Sunday, March 4, 2012

What happens when...?

What happens when your world gets turned upside down? Well I start a blog...

What happens when...
...you get so caught up in the process of something that you forget to ask why your doing it in the first place?
...you ignore all your doubts because you're doing what you're "supposed" to do?
...you feel God telling you that what you've been working towards over the last 3 years of your life isn't actually where you're being called?

These are just some of the questions I've been dealing with for the last week. Had you asked me about my life two weeks ago, I would have confidently said something to the effect of, "I graduated from Presbyterian College 2 1/2 years ago, am graduating from a Presbyterian seminary in May, getting ordained into the Presbyterian Church in August, then I hope to serve as a Young Adult Volunteer with PC(USA) in Peru for a year." If you didn't catch all that, I've been really busy being Presbyterian and was planning on continuing that trend on into my foreseeable future.

However, my life took a major detour last week. I found out that the ordination part of those plans wasn't going to happen, at least not as I had planned. Ultimately, this discovery has made me take a step back and consider some real questions I've had since I first entered seminary, but have simply been ignoring. I realize now that I've been going through this process for ordination simply because it was what I was "supposed" to do. I spent most of last week considering what I believe about ordination and denominations in general. I believe God calls for the church and sets apart leaders in the church for special tasks, but does that necessarily equate with denominations and ordinations? I'm not so sure anymore. While I have been pursuing ordination within PC(USA) over the last three years without rest, these doubts have been suppressed.

What does this mean for me? Well, right now I am putting off ordination within the PC(USA) for a while.
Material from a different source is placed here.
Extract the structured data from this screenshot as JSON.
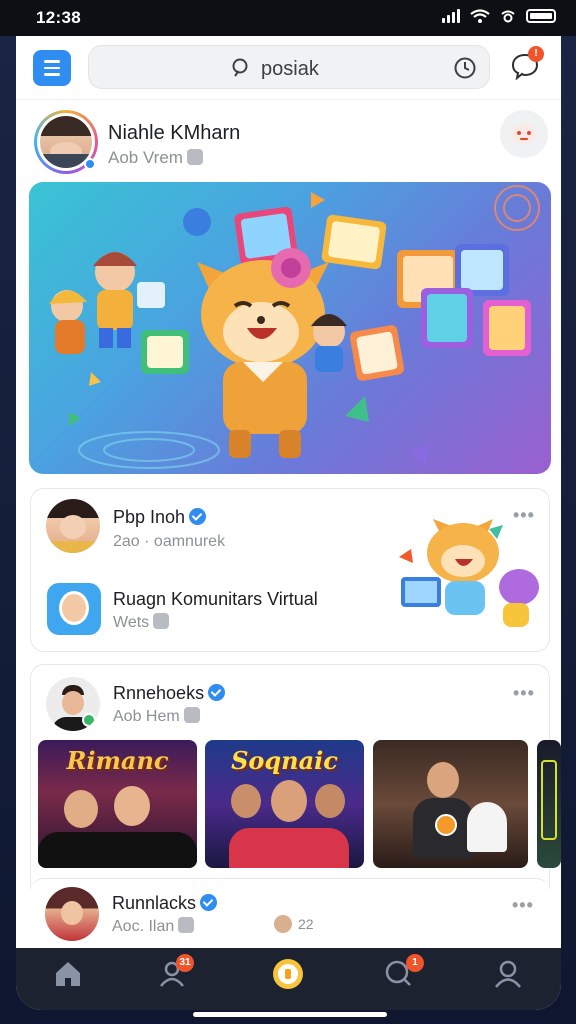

I am no longer moving forward with the process, but neither am I completely shutting the book on the issue (at least not yet). I cannot keep my integrity and move forward in a process that I'm not sure I believe.

Is this a scary place to be? Yes. I'm making plans to serve with a missionary in Peru next year, but even those plans are far from finalized. Even if Peru does happen, I'm not sure what God's plans are for my life after Peru; I could make predictions, but they would be terribly inaccurate. I don't know if my place is in an organized denomination or not; I don't know if a denomination will ever recognize and ordain me for whatever ministry I do. Oddly enough, at this point I'm okay with that. Whether these things happen or not, the one thing I'm sure of is that before all else, I must seek God. Ultimately, I have felt God's call on my life and I have been recognized by my faith communities all along the way as being called into ministry and, at least for now, that's all I need. Maybe one day my thoughts on these issues will change, and if God does one day call me into traditional service within PC(USA), great. But if I don't ever feel that calling, that's okay too.

What happens when...? Well, I've turned to God for guidance and ask each of you who read this blog to keep my discernment in your prayers.

"Now to him who is able to do immeasurably more than all we ask or imagine, according to his power that is at work within us, to him be glory in the church and in Christ Jesus throughout all generations, for ever and ever! Amen." (Ephesians 3:20-21)


2 comments:

Christin said...

praying with you friend. here if you need anything. -cj

Eric2 said...

Welcome to the "wilderness", Mr. Kyzer. As God prepares/trains/grows you in ways that you probably had not imagined previously, keep in mind what He told Isaiah: "I will lead the blind by ways they have not known, along unfamiliar paths I will guide them; I will turn the darkness into light before them and make the rough places smooth. These are the things I will do; I will not forsake them" (Isa 42:16). Keep the faith and stay encouraged, Kyle.